鉄格子は、おそらくは元々は通気口と接触し、接着していたであろう部分が、すっぱりと直線的に断ち切られている。
「この鉄格子については、他の壁や天井とは違って聖遺物級じゃあないんですか?」
「ああ。というより、元々はついてなかったんだ、この格子は。安全のためにってことで初期の段階でエジソンだったかメアリだったかの発案で取り付けられたものだぜ。だから、ただの鉄だ」
「であれば、破壊は可能、ってことですよね?」
「ええ、ましてや、ドラゴンイーターであれば。これはおそらく、風の魔術の応用で断ち切った後、誤魔化すために土の魔術か、もしくは炎の魔術か、ともかく一時的にくっつけてあるだけです」
つまり、ルートはこれか。
「見えてきましたね……つまり、ニャンは倉庫1の排気口の鉄格子を同じ方法で外して、それから自分の肩と腰を砕いてむりやりに鉄格子からダクトにもぐりこんだ……ドラゴンイーターでなければ絶対にやらない方法ですが」
顔をしかめつつイースターは続ける。
痛みを想像してぞっとする。確かにドラゴンイーターじゃないとやらない、いや、ドラゴンイーターでも普通ならやらないんじゃないだろうか?
「その状況だからこそ、圧倒的な力を持つドラゴンイーターであったのに、ナイフを胸に突き刺されてしまった……つじつまはあいますね。四肢を使えない状態で、更に鉄格子を再接着している最中に不意を突かれたとしたら」
「ちょっと待ってください。

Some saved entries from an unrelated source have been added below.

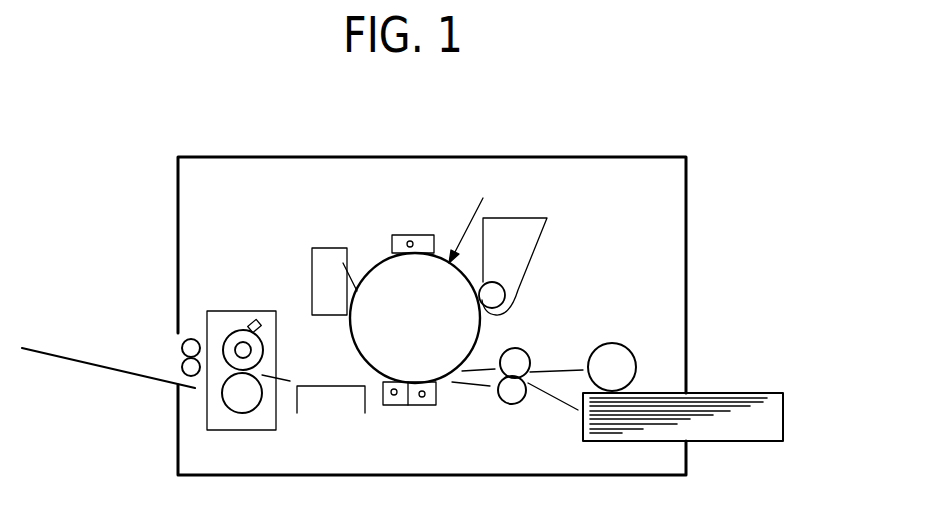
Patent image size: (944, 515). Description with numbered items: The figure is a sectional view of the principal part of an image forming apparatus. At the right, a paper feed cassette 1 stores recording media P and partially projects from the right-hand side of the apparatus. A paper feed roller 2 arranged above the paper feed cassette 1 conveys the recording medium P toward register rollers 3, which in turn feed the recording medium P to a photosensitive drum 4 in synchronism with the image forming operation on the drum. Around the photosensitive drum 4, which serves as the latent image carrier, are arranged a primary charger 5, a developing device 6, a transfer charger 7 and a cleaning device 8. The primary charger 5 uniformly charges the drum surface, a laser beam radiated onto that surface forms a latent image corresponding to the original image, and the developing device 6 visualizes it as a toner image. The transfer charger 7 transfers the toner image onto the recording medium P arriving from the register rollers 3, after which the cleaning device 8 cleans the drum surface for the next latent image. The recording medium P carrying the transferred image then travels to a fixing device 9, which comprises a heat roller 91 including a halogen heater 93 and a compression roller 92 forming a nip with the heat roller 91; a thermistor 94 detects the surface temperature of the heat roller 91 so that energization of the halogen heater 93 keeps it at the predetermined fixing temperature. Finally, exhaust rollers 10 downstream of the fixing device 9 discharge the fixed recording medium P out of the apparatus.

The paper feed cassette 1 is at (762, 442).
The recording medium P is at (763, 395).
The paper feed roller 2 is at (627, 353).
The register rollers 3 is at (512, 405).
The photosensitive drum 4 is at (378, 268).
The primary charger 5 is at (427, 237).
The developing device 6 is at (542, 225).
The transfer charger 7 is at (429, 407).
The cleaning device 8 is at (323, 246).
The fixing device 9 is at (276, 430).
The heat roller 91 is at (264, 349).
The compression roller 92 is at (230, 413).
The halogen heater 93 is at (237, 332).
The thermistor 94 is at (256, 322).
The exhaust rollers 10 is at (180, 345).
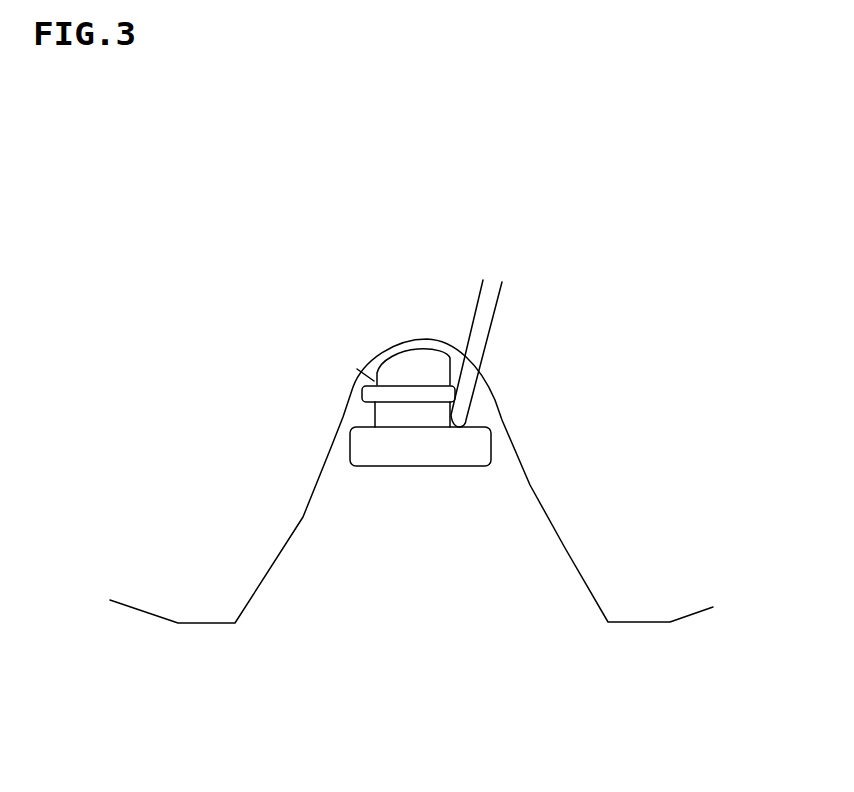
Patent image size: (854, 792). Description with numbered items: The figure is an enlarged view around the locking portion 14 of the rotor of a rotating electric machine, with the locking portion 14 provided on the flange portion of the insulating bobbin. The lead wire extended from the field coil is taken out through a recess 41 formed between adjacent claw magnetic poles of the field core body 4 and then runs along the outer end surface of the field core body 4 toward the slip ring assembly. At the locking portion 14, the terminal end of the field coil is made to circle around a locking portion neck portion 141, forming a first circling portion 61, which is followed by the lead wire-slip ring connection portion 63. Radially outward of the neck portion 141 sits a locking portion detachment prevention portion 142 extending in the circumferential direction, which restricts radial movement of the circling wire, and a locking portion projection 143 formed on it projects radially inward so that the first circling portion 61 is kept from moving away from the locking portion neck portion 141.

The field core body 4 is at (197, 570).
The recess 41 is at (318, 550).
The locking portion 14 is at (437, 490).
The locking portion neck portion 141 is at (388, 412).
The locking portion detachment prevention portion 142 is at (386, 445).
The locking portion projection 143 is at (476, 417).
The first circling portion 61 is at (398, 391).
The lead wire-slip ring connection portion 63 is at (487, 318).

結局、一番大きな問題は解決していませんよね?」
僕は初心に返る。
「予言機はニャンは脱出しないし、事件も起きないって言ってたんですよ? なのにニャンは脱出して、おまけに殺人事件が起きているじゃないですか」
「……ふむ」
それについては、と残念そうにイースターは顔を歪ませて、
「一応は専門家であるタリィ、そしてあの名探偵ヴァンの力を借りるしかないかもしれませんね……とりあえず、他に分かることはないかチェックを続けましょう」
とはいっても、そもそも倉庫には後は日用品の類――例の潜水館から運ばれた木箱の中に入っていたものたち、が整理して置かれているにすぎない。
「ここの管理はルイルイさんですっけ」
彼女らしく、かなり几帳面に整理されている。
水、食料、薬――例のジエリコだ――その他の日用品、がそれぞれ小分けにされている。それだけなく、更にそれぞれが小分けにされて、何やらメモが張り付けられている。メモは、日付のようだ。
「その日、使用する分ってことだな。安全性のために、その日のうちに使うものが決まってるんだ。水と食料はな。さすがに薬は一週間単位だが。ともかく、その日のうちに使えなかったものは廃棄する。もったいない気もするけどよ、それで体調不良になった方がまずいんでな、何せこんな場所だから、ちょっとした薬も医術者もいない」
なるほど、確かに。そっちの方が大問題か。
見れば、今日の日付からの7日間分がきれいに並べられている。本当にルイルイらしい。
「……ええっと」
また、何かひっかかる気がする。だが、何にひっかかっているのか、いまいち自分でははっきりしない。とりあえず、分かったことをメモにひたすら書き込む。
これを、ヴァンに話してみよう。何か分かるかもしれない。